How are insurers gaining access to private credit?

Holding debt instruments or other investments directly on an insurer's balance sheet.

Holding both debt and equity in a structured vehicle (vertical exposure), which may or may not be treated as “stapled” for federal income tax purposes. However, if an insurer owns all tranches of debt and equity, the vehicle is typically disregarded for federal income tax purposes. (See below.)

Owning an interest in a feeder vehicle that invests in underlying credit funds, often structured as debt and equity interests in a partnership.

The debt tranches are typically rated by rating agencies. The form of the investment and its associated rating influence how much capital the insurer must keep in reserve, known as the risk-based capital (RBC) charge.

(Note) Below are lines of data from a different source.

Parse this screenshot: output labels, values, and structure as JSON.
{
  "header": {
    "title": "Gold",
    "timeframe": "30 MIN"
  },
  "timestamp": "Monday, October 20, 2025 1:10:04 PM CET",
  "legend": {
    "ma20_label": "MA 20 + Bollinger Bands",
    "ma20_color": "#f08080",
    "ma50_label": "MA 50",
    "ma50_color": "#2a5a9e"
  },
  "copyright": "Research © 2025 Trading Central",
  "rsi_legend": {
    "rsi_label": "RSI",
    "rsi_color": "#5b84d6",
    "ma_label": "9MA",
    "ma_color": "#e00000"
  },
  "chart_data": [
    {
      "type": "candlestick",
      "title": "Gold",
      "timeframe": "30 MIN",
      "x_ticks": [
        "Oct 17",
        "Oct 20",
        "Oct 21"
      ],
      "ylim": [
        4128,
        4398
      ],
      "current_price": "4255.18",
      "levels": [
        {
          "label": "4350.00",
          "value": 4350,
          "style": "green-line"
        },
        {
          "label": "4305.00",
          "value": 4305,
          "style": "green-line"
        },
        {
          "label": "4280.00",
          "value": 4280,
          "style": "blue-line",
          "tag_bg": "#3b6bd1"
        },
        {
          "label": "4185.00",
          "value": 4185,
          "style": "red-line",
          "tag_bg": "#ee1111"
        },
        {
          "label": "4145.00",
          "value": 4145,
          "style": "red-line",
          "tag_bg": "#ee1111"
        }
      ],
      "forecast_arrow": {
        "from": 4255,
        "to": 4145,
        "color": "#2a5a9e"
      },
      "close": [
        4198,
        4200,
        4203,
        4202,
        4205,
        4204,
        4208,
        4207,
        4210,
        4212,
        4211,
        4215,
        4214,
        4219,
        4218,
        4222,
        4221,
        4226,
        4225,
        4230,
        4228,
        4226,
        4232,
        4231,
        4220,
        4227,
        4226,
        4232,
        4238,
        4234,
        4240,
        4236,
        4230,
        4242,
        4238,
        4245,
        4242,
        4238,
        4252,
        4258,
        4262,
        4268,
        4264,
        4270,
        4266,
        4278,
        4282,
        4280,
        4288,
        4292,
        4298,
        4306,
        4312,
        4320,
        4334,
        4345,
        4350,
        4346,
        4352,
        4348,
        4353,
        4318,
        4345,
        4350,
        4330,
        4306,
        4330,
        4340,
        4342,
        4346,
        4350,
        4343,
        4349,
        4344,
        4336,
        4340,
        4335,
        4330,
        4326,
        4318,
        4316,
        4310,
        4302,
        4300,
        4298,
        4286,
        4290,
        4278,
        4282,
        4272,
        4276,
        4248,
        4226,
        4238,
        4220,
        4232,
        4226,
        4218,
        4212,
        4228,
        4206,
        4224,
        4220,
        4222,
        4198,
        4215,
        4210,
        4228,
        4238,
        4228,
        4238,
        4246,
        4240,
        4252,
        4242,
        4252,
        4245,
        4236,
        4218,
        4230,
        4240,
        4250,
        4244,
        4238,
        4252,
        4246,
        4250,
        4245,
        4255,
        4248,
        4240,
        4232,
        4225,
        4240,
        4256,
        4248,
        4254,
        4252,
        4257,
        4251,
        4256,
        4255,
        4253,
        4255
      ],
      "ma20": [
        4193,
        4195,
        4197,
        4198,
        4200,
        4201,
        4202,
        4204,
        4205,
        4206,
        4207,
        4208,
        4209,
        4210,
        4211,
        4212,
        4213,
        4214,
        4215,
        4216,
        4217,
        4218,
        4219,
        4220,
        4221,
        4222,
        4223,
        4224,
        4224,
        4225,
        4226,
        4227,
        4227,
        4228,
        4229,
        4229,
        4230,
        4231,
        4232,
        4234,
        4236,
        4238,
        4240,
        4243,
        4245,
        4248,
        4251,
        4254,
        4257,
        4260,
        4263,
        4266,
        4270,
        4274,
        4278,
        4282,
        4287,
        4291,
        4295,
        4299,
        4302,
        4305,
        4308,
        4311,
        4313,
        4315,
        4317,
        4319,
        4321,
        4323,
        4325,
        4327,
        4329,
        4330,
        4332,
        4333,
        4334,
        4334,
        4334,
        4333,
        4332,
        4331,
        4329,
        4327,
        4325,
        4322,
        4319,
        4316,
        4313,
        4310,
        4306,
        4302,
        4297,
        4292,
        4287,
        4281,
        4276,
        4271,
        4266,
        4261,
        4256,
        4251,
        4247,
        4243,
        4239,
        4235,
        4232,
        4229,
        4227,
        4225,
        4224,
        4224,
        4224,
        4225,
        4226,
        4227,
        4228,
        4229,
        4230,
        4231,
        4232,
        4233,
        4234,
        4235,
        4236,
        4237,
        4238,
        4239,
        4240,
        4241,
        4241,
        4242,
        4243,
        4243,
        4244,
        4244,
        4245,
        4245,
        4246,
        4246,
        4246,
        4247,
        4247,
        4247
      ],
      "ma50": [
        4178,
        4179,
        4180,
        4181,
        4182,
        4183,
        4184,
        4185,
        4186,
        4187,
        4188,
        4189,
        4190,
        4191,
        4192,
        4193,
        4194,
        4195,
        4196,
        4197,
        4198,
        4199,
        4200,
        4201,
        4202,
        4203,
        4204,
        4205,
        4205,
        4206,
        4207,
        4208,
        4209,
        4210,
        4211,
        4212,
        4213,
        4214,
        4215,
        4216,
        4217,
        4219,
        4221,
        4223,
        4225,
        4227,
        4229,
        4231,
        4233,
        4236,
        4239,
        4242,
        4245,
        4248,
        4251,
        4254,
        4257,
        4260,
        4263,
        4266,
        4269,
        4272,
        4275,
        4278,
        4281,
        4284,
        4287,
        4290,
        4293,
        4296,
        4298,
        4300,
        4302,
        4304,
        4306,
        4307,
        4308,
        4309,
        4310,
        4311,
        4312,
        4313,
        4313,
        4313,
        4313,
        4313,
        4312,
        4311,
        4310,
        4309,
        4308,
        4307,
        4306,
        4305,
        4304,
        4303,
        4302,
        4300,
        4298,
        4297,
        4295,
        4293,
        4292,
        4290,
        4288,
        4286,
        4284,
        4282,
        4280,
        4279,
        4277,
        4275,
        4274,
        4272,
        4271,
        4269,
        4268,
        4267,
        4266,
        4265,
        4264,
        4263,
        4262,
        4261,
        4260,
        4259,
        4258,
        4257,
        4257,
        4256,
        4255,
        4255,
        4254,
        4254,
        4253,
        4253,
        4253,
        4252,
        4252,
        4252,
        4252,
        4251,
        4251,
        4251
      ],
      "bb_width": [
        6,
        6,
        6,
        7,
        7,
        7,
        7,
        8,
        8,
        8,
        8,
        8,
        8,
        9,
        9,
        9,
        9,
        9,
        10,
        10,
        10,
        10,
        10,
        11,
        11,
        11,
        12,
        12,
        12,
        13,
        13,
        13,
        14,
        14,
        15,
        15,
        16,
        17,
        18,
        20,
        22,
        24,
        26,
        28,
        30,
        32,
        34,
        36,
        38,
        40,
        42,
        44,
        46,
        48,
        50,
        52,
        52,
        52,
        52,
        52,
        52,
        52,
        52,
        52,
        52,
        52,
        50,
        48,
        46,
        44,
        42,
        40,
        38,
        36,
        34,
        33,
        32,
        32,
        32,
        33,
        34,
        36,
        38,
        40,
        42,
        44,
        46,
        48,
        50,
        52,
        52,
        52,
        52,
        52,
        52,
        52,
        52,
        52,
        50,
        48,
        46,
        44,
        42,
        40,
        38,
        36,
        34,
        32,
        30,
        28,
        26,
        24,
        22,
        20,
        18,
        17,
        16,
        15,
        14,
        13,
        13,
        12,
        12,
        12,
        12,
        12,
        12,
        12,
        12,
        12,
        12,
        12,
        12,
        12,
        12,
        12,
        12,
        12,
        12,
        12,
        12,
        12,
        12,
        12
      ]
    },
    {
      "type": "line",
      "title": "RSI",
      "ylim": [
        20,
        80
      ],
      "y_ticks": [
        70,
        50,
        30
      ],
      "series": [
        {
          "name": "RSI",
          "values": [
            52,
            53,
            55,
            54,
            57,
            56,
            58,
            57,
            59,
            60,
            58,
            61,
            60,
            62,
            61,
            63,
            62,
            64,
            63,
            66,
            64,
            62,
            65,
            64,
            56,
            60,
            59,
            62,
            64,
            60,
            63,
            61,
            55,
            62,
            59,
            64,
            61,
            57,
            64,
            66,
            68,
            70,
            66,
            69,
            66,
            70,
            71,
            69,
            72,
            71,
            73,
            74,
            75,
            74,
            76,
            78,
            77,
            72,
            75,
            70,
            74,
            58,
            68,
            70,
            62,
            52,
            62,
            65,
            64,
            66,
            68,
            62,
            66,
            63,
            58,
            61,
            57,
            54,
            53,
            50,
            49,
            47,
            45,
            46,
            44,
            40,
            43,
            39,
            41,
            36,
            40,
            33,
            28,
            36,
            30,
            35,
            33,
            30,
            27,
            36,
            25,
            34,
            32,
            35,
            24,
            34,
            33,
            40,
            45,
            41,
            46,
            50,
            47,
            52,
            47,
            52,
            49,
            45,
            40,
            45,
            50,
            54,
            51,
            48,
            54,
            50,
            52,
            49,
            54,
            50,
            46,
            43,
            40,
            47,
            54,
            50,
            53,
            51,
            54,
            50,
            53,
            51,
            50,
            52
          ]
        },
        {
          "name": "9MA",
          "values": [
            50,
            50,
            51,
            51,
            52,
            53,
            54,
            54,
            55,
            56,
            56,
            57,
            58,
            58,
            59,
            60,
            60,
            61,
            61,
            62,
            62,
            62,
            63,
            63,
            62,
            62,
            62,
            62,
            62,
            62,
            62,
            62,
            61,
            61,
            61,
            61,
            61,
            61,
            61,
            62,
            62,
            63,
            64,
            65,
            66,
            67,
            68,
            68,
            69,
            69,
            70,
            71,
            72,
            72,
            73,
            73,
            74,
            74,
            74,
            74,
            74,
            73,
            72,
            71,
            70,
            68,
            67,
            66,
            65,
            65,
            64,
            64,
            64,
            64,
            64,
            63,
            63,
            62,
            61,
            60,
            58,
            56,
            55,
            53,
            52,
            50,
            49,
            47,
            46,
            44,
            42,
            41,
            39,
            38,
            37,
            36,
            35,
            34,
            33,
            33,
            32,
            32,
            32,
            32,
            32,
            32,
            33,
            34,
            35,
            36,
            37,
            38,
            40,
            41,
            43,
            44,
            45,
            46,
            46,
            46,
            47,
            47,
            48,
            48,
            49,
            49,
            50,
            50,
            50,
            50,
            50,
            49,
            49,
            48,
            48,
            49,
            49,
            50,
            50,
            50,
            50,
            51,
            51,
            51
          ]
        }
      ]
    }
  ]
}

These structures are typically designed to address RBC charge concerns. Recent updates from the NAIC, however, have changed how certain investments are classified. Some debt investments may fall into a different category, potentially leading to higher capital charges.

What does structuring look like in practice?

Insurance company leaders may look beyond direct ownership of assets to other investment vehicles that offer more flexibility in managing capital charges while still gaining exposure to underlying credit assets.

For example, some insurers may establish their own securitization structures — similar to collateralized loan obligations (CLOs) — where 100% of the debt and equity tranches are held by the insurance company. These vehicles can reduce the insurance company's risk-based capital (RBC) charge through holding debt tranches, which generally improves capital efficiency.

For tax purposes, the securitization vehicle is generally treated as a disregarded entity — as if it doesn’t exist. Accordingly, the insurance company must look through to the underlying loans to compute taxable income and disregard the securitization vehicle tranche activity, such as interest income from the debt tranches.

It’s important to note that additional complexities may arise if multiple parties invest in the vehicle or if the insurance company sells the tranches.

What are tax focus areas across the life cycle of an investment?

As demonstrated above, each structure has its own legal, regulatory and accounting considerations, as well as specific tax complexities. Insurance companies may face unique considerations.

It’s important to understand the participants in the transaction and whether the structure will be considered a partnership, a debt investment, a disregarded entity or another form of entity for tax purposes.

The type of structure will typically drive data obligations for the insurer and asset manager. If an asset manager manages a wholly owned structure, for instance, the manager may be responsible for preparing asset-level computations. Insurers and asset managers should discuss this at the beginning of the investment cycle.

An investment in rated notes will require upfront structuring and analysis of the instrument and arrangement to determine the US tax classification as debt or equity and the relevant required tax reporting.

Differences in treatment under NAIC statutory accounting, US GAAP and tax rules can pose operational challenges, such as the manual tracking of book and tax reporting across multiple tranches.

Special considerations apply, including under sec. 163(j), when insurers own both debt and equity instruments in a vehicle.

Potential tax implications may apply if the vehicle restructures the debt that it has issued, or debt instruments held by the vehicle are modified. 

Derivatives leveraged by insurers to manage certain risks, such as interest rate or credit risk, may introduce additional tax complexities. 

The treatment of distressed debt differs between the type of taxpayer holding the debt (for example, a partnership versus an insurance company). Insurers and asset managers should discuss significant debt events and the appropriate tax treatment, including the tax character of related income or loss.

Making the most of private credit 

Insurers will continue to expand capital investment in private credit through direct ownership and structured vehicles, introducing various tax challenges. Early coordination across all stakeholders is important in addressing those challenges.